The Mule is directed by and stars Clint Eastwood as Earl Stone a man who works with Daisy’s for a living even if he ignores his family (Tessa Farmiga, Dianne Weist and Alison Eastwood) but when his flower shop goes bust he has to find a new job and he is offered a simple driving job from A to B though little does he know that he’s become a Drug Mule but someone like him with a clean criminal record and his old age makes him ideal for that work.
There is something very reassuring about watching Clint Eastwood on screen in a movie and this is his first on screen role since Trouble with the Curve in 2012 and while I was watching him in this movie I couldn’t help but smile a little because there was a part of me that thought that no matter what happens it feels like everything will be okay even though he is 89 now and at times looked very frail and skinny and I thought to myself “No no don’t move” as if he was a grandparent or something and when I began to think about it some more I thought of Donald Sutherland in the Leisure Seeker last year.

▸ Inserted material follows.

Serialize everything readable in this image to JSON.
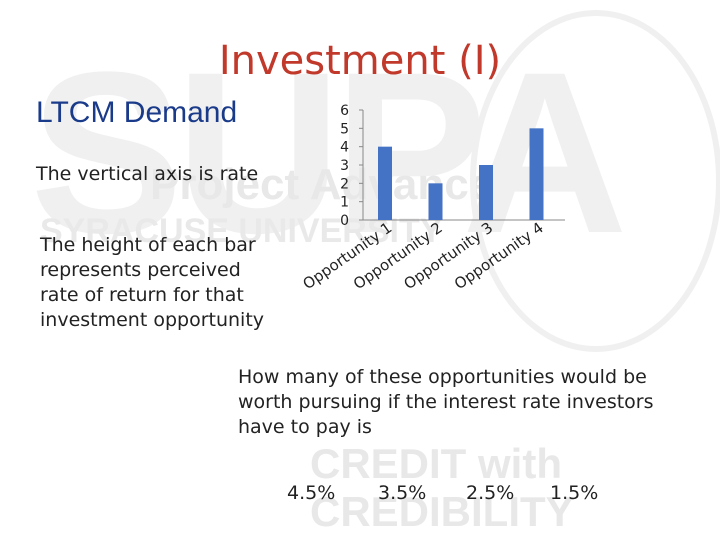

And it had me thinking that I imagined those men in the roles that made me fall in love with them be it Dirty Harry or Firefox or the Hunger Games series or as the head of the Jebediah Springfield museum respectively and watching them be frail or sick in a film and I know their just playing the part I couldn’t help but react a little as if it was watching a family member be similar.

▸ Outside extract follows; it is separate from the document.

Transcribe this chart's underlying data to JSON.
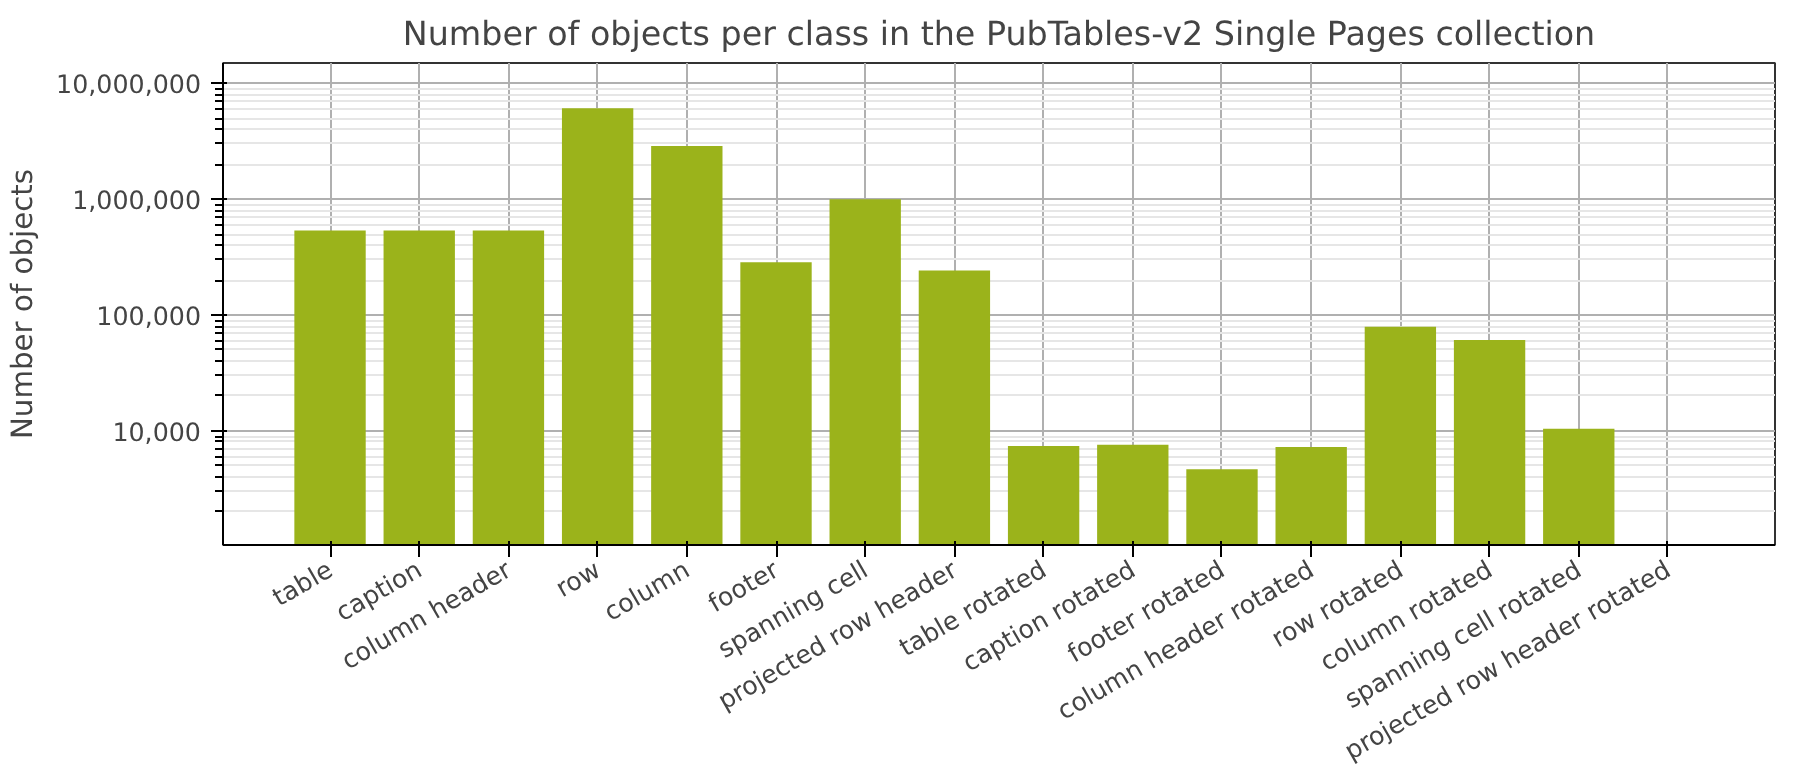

As for the film itself it is okay, it doesn’t reach the heights that both American Sniper or Sully reached which felt like vintage Eastwood films up there with his best work this is more of his middle of the road fare where he did a few takes, shot it relatively quickly and put it out for Warner Brothers so he could move on to a more personal project.

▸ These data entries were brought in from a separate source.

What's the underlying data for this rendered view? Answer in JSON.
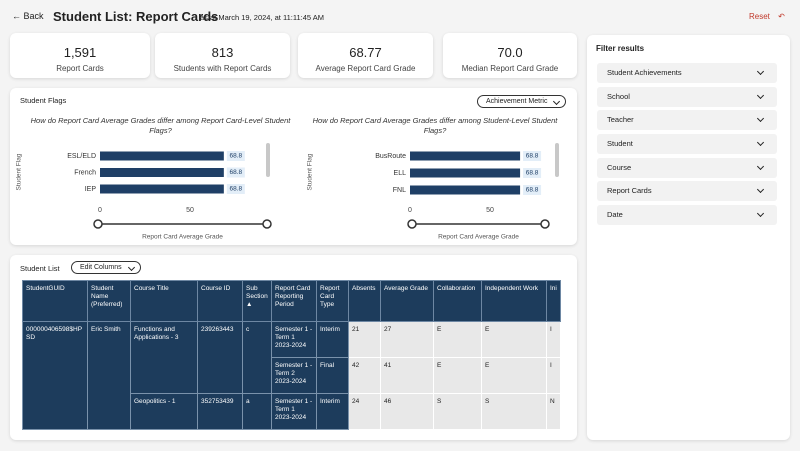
{
  "header": {
    "back": "Back",
    "title": "Student List: Report Cards",
    "subtitle": "as at March 19, 2024, at 11:11:45 AM",
    "reset": "Reset"
  },
  "kpis": [
    {
      "value": "1,591",
      "label": "Report Cards"
    },
    {
      "value": "813",
      "label": "Students with Report Cards"
    },
    {
      "value": "68.77",
      "label": "Average Report Card Grade"
    },
    {
      "value": "70.0",
      "label": "Median Report Card Grade"
    }
  ],
  "student_flags": {
    "title": "Student Flags",
    "button": "Achievement Metric"
  },
  "chart_data": [
    {
      "type": "bar",
      "orientation": "horizontal",
      "title": "How do Report Card Average Grades differ among Report Card-Level Student Flags?",
      "x_label": "Report Card Average Grade",
      "y_label": "Student Flag",
      "categories": [
        "ESL/ELD",
        "French",
        "IEP"
      ],
      "values": [
        68.8,
        68.8,
        68.8
      ],
      "color": "#1f3f66",
      "xlim": [
        0,
        90
      ],
      "xticks": [
        0,
        50
      ]
    },
    {
      "type": "bar",
      "orientation": "horizontal",
      "title": "How do Report Card Average Grades differ among Student-Level Student Flags?",
      "x_label": "Report Card Average Grade",
      "y_label": "Student Flag",
      "categories": [
        "BusRoute",
        "ELL",
        "FNL"
      ],
      "values": [
        68.8,
        68.8,
        68.8
      ],
      "color": "#1f3f66",
      "xlim": [
        0,
        90
      ],
      "xticks": [
        0,
        50
      ]
    }
  ],
  "filters": {
    "title": "Filter results",
    "items": [
      "Student Achievements",
      "School",
      "Teacher",
      "Student",
      "Course",
      "Report Cards",
      "Date"
    ]
  },
  "student_list": {
    "title": "Student List",
    "button": "Edit Columns",
    "table": {
      "columns": [
        "StudentGUID",
        "Student Name (Preferred)",
        "Course Title",
        "Course ID",
        "Sub Section",
        "Report Card Reporting Period",
        "Report Card Type",
        "Absents",
        "Average Grade",
        "Collaboration",
        "Independent Work",
        "Ini"
      ],
      "rows": [
        [
          "000000406598$HPSD",
          "Eric Smith",
          "Functions and Applications - 3",
          "239263443",
          "c",
          "Semester 1 - Term 1 2023-2024",
          "Interim",
          "21",
          "27",
          "E",
          "E",
          "I"
        ],
        [
          "Semester 1 - Term 2 2023-2024",
          "Final",
          "42",
          "41",
          "E",
          "E",
          "I"
        ],
        [
          "Geopolitics - 1",
          "352753439",
          "a",
          "Semester 1 - Term 1 2023-2024",
          "Interim",
          "24",
          "46",
          "S",
          "S",
          "N"
        ]
      ]
    }
  }
}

The rest of the cast are pretty good, Bradley Cooper has a small role as a DEA agent, Lawrence Fishburne plays his boss, Michael Pena is his sidekick and their all pretty good, also good is Ms Weist as Earl’s long suffering wife and Andy Garcia as the head of the Cartel Earl goes to work for.
And so that was my review of the Mule and it’s a serviceable effort from Clint but it isn’t one of his best, 2 out of 5.